Lifting the CAR at Vietcombank, BIDV, and Vietinbank is of extreme importance to fulfil 2019’s growth ambitions, and given that Vietcombank has already raised capital this year it is now free to pursue its 2019 growth targets. Private banks in general are not hampered by their CARs.
Local banks are very early in the process of lifting fee income relative to interest income to approach levels seen in regional economies in Southeast Asia, according to VCSC. This should help lift ROEs in the coming years. Local banks are seeing no pressure on NIM, in fact some banks such as Vietcombank and MB Bank are enjoying NIM increases, a feature uncommon in other regional economies.

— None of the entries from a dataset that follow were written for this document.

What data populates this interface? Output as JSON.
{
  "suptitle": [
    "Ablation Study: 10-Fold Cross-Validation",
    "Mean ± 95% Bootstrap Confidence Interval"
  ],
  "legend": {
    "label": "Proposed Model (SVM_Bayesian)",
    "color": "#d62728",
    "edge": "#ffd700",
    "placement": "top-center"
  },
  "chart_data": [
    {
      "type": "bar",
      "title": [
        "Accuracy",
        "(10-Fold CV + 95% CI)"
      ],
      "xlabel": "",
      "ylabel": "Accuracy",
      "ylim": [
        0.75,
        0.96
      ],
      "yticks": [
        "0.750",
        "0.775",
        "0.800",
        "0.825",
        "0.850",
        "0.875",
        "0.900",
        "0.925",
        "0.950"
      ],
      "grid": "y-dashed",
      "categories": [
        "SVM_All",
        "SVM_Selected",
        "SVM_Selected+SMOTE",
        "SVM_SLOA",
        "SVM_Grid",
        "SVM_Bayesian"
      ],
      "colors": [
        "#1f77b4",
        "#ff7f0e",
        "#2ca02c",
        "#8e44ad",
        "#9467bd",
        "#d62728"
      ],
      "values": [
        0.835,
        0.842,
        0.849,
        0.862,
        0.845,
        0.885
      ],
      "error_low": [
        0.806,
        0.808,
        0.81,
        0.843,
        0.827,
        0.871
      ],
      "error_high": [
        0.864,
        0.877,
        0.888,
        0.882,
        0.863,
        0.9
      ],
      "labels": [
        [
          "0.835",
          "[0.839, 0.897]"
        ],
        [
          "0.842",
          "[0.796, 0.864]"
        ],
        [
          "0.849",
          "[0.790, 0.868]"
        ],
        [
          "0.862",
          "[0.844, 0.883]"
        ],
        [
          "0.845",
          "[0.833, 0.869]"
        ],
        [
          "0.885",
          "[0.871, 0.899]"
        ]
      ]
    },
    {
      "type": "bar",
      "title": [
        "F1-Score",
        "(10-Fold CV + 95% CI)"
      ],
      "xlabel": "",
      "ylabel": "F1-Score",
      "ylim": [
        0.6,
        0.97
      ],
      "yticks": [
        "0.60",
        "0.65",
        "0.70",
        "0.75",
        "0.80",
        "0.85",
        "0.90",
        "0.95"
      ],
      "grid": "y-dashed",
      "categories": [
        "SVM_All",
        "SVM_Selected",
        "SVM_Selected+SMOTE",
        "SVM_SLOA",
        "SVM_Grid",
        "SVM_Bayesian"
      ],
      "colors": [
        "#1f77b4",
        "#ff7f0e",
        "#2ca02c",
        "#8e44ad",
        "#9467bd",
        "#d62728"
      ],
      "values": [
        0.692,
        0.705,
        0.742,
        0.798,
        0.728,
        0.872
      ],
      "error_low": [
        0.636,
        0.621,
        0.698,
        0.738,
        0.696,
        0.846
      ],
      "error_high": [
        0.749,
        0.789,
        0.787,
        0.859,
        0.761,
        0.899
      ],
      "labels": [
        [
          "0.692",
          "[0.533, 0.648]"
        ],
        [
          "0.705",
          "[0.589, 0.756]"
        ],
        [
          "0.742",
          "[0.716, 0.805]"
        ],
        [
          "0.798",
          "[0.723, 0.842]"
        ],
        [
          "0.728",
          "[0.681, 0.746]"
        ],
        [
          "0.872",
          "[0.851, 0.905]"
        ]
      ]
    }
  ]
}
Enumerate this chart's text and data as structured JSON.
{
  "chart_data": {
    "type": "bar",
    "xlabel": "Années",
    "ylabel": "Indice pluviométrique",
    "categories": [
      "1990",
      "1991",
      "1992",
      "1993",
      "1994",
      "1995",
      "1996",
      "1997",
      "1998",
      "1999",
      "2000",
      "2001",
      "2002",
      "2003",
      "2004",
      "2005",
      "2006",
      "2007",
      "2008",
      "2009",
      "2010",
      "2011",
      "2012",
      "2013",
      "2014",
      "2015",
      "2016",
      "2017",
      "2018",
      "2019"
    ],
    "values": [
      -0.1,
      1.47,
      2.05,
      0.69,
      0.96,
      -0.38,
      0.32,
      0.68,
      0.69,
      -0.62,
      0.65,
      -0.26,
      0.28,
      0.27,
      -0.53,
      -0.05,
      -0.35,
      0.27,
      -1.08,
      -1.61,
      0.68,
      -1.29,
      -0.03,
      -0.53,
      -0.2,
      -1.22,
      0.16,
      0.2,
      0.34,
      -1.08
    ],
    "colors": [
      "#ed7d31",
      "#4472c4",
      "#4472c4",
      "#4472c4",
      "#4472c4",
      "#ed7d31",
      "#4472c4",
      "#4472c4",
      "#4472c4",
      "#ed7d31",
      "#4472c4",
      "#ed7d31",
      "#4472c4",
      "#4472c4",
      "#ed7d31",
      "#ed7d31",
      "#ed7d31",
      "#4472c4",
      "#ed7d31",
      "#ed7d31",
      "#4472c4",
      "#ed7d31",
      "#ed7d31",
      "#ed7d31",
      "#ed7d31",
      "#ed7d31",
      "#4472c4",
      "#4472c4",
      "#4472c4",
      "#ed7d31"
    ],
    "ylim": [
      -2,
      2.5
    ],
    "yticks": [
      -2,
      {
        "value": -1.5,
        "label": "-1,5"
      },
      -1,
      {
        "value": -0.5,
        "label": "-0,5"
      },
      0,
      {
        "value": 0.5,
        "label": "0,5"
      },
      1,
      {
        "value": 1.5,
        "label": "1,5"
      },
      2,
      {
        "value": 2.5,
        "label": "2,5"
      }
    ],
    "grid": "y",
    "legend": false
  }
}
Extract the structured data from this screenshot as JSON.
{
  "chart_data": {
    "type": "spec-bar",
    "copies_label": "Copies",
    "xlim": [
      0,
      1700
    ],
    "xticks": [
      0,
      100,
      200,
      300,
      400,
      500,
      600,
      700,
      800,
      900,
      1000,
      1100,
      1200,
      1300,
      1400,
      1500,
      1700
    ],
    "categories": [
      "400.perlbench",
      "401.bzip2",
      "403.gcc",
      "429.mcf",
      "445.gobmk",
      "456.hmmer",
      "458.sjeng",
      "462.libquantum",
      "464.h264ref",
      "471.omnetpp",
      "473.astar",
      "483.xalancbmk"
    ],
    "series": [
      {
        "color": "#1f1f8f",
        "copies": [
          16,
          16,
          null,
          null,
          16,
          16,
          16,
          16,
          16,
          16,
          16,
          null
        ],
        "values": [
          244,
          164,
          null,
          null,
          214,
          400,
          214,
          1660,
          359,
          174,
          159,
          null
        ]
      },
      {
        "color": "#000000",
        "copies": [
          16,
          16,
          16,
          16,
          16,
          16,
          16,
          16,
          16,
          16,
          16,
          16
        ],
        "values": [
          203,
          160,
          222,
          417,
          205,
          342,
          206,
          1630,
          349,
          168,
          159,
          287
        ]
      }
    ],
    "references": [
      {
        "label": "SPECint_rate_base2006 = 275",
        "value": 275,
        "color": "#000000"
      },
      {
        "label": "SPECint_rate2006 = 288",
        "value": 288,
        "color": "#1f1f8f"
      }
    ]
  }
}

The last strength is that buoyant real estate conditions and legal reform are enhancing recovery rates of debt already written off, enhancing banks’ net profit figures, Mr. Long noted. This trend should continue. Meanwhile, the major weakness of local banks is CARs, though this is a problem applicable more to State-owned commercial banks than private banks. “Vietcombank’s placement to GIC and Mizuho is a small step in solving this issue and we expect BIDV to issue new shares in 2019 too,” he said. “We see weighted credit growth for our coverage stocks moving up from 13.9 per cent in 2018F to 14.6 per cent in 2019F.”
Otherwise, local banks will certainly face some challenges in the coming year. Circular No. 41 requires a thorough understanding of the new risk-weighted assets methodology, detailed data collection and processing, and a robust risk-weighted assets system, according to Ms. Thuy Anh from VDSC. “As such, banks might face some challenges such as a lack of capital and inappropriate business strategies or asset portfolios for achieving capital optimization,” she said. “Other difficulties include costs and the implementation of data warehouse, data management, and accurate CAR calculation tools, and the training needs for staff on new systems and policies.”